Andy Fastrow seems to be the major culprit. He was the CFO who paid himself a fortune while doctoring the books. But the film also indicates that he was the fall guy; Ken Lay and Jeff Skilling also needed to know what was going on.

That Ken Lay is a Baptist minister's son doesn't surprise me much. The whole company was run on a theology, rather than on any remotely useful business practice. Between Skilling's theological risk taking--despite any evidence that the motorbike risks OR the business risks were doing anyone any good--and the faithful doctoring of books are truly acts of religious faith, but the type of irrational thinking that caused Bertrand Russell to write, "Why I Am Not a Christian."

It's intriguing to see how particularly Skilling rationalizes the company's--and his--activities. Even when confronted by a Senator on how he was encouraging employees to invest in Enron, he was cashing out to the tune of many millions of dollars. He still felt he was "right" in doing so. "No, I didn't do nuthin' wrong." Like a spoiled pre-adolescent.

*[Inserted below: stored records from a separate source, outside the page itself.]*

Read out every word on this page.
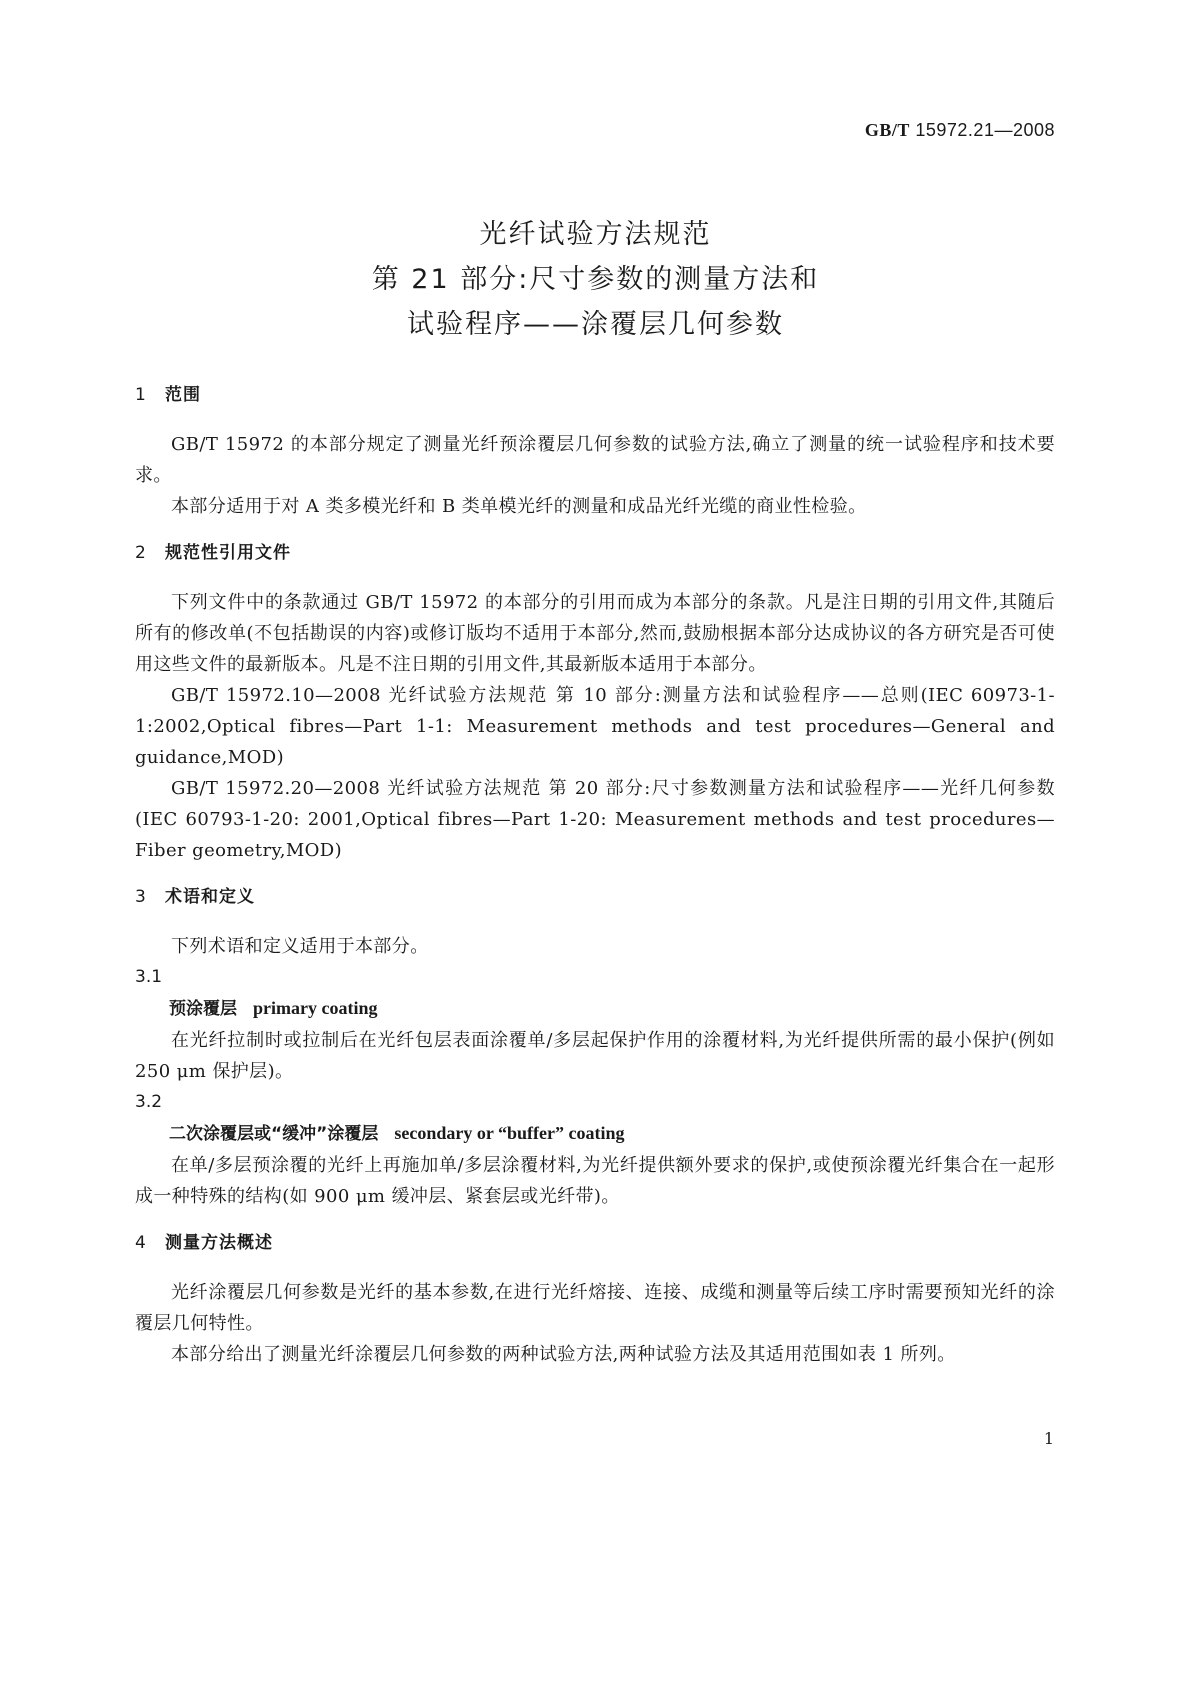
GB/T 15972.21—2008
光纤试验方法规范
第 21 部分:尺寸参数的测量方法和
试验程序——涂覆层几何参数
1 范围

GB/T 15972 的本部分规定了测量光纤预涂覆层几何参数的试验方法,确立了测量的统一试验程序和技术要求。

本部分适用于对 A 类多模光纤和 B 类单模光纤的测量和成品光纤光缆的商业性检验。

2 规范性引用文件

下列文件中的条款通过 GB/T 15972 的本部分的引用而成为本部分的条款。凡是注日期的引用文件,其随后所有的修改单(不包括勘误的内容)或修订版均不适用于本部分,然而,鼓励根据本部分达成协议的各方研究是否可使用这些文件的最新版本。凡是不注日期的引用文件,其最新版本适用于本部分。

GB/T 15972.10—2008 光纤试验方法规范 第 10 部分:测量方法和试验程序——总则(IEC 60973-1-1:2002,Optical fibres—Part 1-1: Measurement methods and test procedures—General and guidance,MOD)

GB/T 15972.20—2008 光纤试验方法规范 第 20 部分:尺寸参数测量方法和试验程序——光纤几何参数(IEC 60793-1-20: 2001,Optical fibres—Part 1-20: Measurement methods and test procedures—Fiber geometry,MOD)

3 术语和定义

下列术语和定义适用于本部分。

3.1

预涂覆层 primary coating

在光纤拉制时或拉制后在光纤包层表面涂覆单/多层起保护作用的涂覆材料,为光纤提供所需的最小保护(例如 250 μm 保护层)。

3.2

二次涂覆层或“缓冲”涂覆层 secondary or “buffer” coating

在单/多层预涂覆的光纤上再施加单/多层涂覆材料,为光纤提供额外要求的保护,或使预涂覆光纤集合在一起形成一种特殊的结构(如 900 μm 缓冲层、紧套层或光纤带)。

4 测量方法概述

光纤涂覆层几何参数是光纤的基本参数,在进行光纤熔接、连接、成缆和测量等后续工序时需要预知光纤的涂覆层几何特性。

本部分给出了测量光纤涂覆层几何参数的两种试验方法,两种试验方法及其适用范围如表 1 所列。

1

That the director had access to so much information--e-mails, audio tapes of criminal activity, Senate hearings, made the film particularly valuable, and certainly credible. And the clear implication of Arnold Schwarznegger's peripheral part in the scheme--at least his election to governor of CA because of Grey Davis's inability to confront the Enron debacle head-on--is something to examine, and keep our eyes on during the Lay and Skilling's trials early in 2006.

Much of what I could say other critics have already noted. But one point not yet covered was stated by the whistle blower perhaps most responsible for spilling the Enron beans: There's little reason to think it's an abberation.

And, before I forget, many interviewed for the film, those " in the know," insist that the banks who participated HAD TO KNOW TOO what was going on. They too should be tried for their part in the debacle.

I think it's important that Lay and Skilling be tried--and convicted--for their heinous crimes. But I may be in the minority who thinks that those lower on the corporate totem pole--those, for instance, who were talking of the megabucks they were making off of the California energy consumers, and of retiring at 30--should also pay for their crimes. One can't rationalize their behavior either, just because the corporate culture seemed to foster it.

Well, seeing the film has prodded me to get the book, read it, and work zealously to prevent other things from happening in the future.